We are legion, us hangers-on, and in Newport, Rhode Island, where RSW and his wife lived for 23 years, the place was set up in a way that made it possible for Mr. Wurman to receive guests in a fully-equipped office in what had once been a carriage house.

RSW’s “outer office” in Newport, RI

On the many occasions I visited with and interviewed RSW in his carriage-house office at the former “Firestone Cottage,” there were times when I was there all alone, while Mr. Wurman was minding something in the main house.

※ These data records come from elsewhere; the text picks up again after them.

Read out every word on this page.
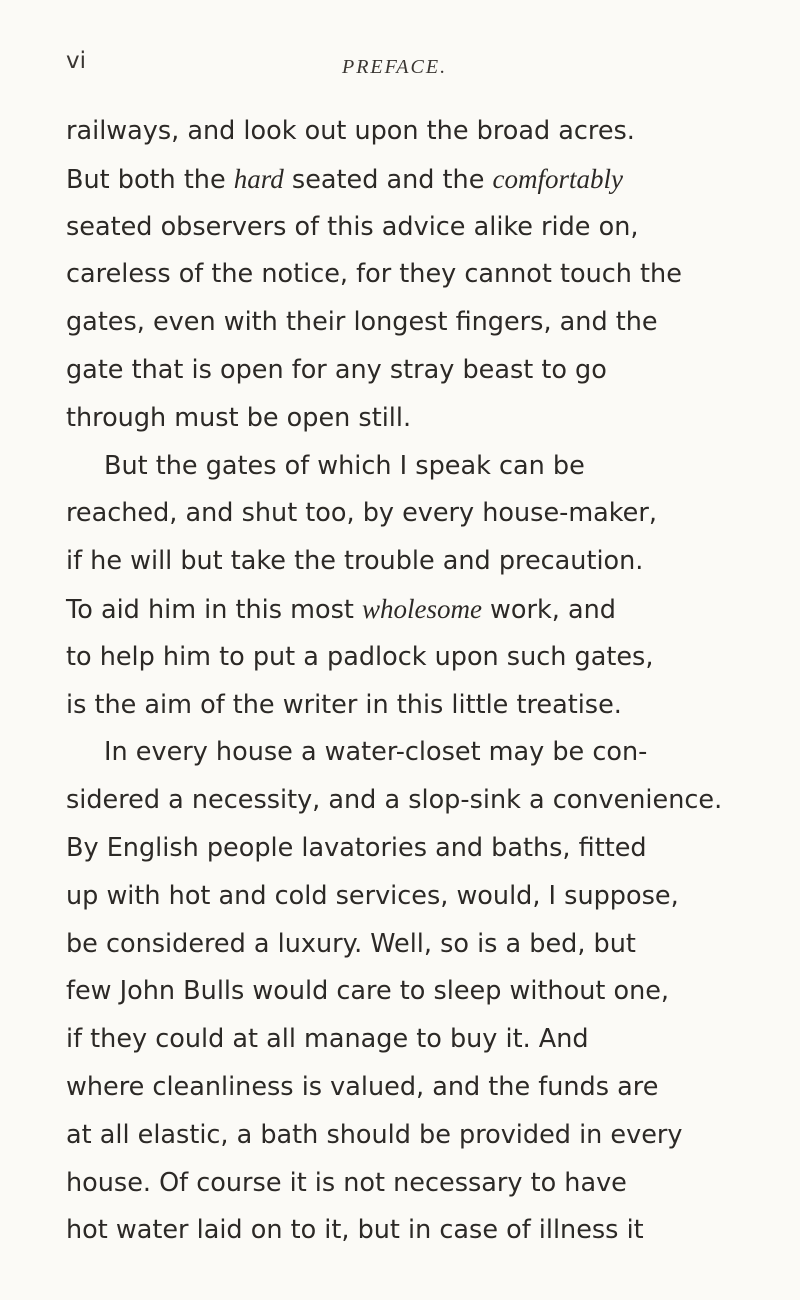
vi	PREFACE.
railways, and look out upon the broad acres.
But both the hard seated and the comfortably
seated observers of this advice alike ride on,
careless of the notice, for they cannot touch the
gates, even with their longest fingers, and the
gate that is open for any stray beast to go
through must be open still.
But the gates of which I speak can be
reached, and shut too, by every house-maker,
if he will but take the trouble and precaution.
To aid him in this most wholesome work, and
to help him to put a padlock upon such gates,
is the aim of the writer in this little treatise.
In every house a water-closet may be con-
sidered a necessity, and a slop-sink a convenience.
By English people lavatories and baths, fitted
up with hot and cold services, would, I suppose,
be considered a luxury. Well, so is a bed, but
few John Bulls would care to sleep without one,
if they could at all manage to buy it. And
where cleanliness is valued, and the funds are
at all elastic, a bath should be provided in every
house. Of course it is not necessary to have
hot water laid on to it, but in case of illness it
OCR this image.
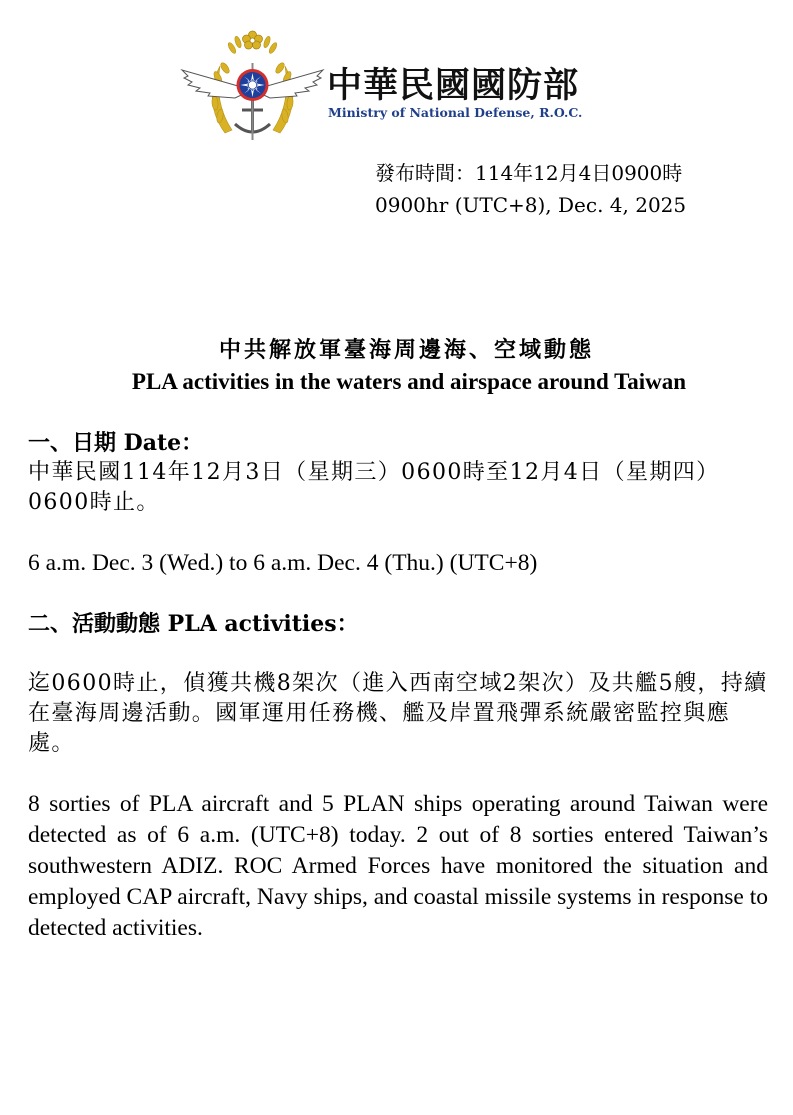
中華民國國防部
Ministry of National Defense, R.O.C.
發布時間：114年12月4日0900時
0900hr (UTC+8), Dec. 4, 2025
中共解放軍臺海周邊海、空域動態
PLA activities in the waters and airspace around Taiwan
一、日期 Date：
中華民國114年12月3日（星期三）0600時至12月4日（星期四）0600時止。
6 a.m. Dec. 3 (Wed.) to 6 a.m. Dec. 4 (Thu.) (UTC+8)
二、活動動態 PLA activities：
迄0600時止，偵獲共機8架次（進入西南空域2架次）及共艦5艘，持續在臺海周邊活動。國軍運用任務機、艦及岸置飛彈系統嚴密監控與應處。
8 sorties of PLA aircraft and 5 PLAN ships operating around Taiwan were detected as of 6 a.m. (UTC+8) today. 2 out of 8 sorties entered Taiwan’s southwestern ADIZ. ROC Armed Forces have monitored the situation and employed CAP aircraft, Navy ships, and coastal missile systems in response to detected activities.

And when that happened, and after I’d done all the close examination of RSW’s enormous copy of the Nolli Map of Rome I could do, I then did what you would have done:

I rifled through some of his stuff.

Not anything on his desk— but I certainly moved some books around, and examined the many piles of physical press clippings and website print-outs etc. that he surrounds himself with. And on several occasions, I admired a laserdisc of content from TED2. There was no laserdisc player, however, so its contents have been a mystery to me other than what the packaging said. Until today, when RSW sent me this:

This is the intro to a 7-hour video documenting the 2nd TED conference published by Voyager. Most notable are some of the earliest clips of people trying VR for the first time. As you'll see, the equipment looks similar to what we have today although the graphic resolution was much lower. Also apropos of right now, there was so much mention of the environment that attendees suggested the E in TED should stand for "environment." Music by Herbie Hancock. [Note: in 1990 TED was a project of Harry Marks and Richard Saul Wurman, not the current owner, Chris Anderson.]

*There was that one time where the Wurmans invited a photographer into their kitchen, to shoot photos for a General Electric advertisement.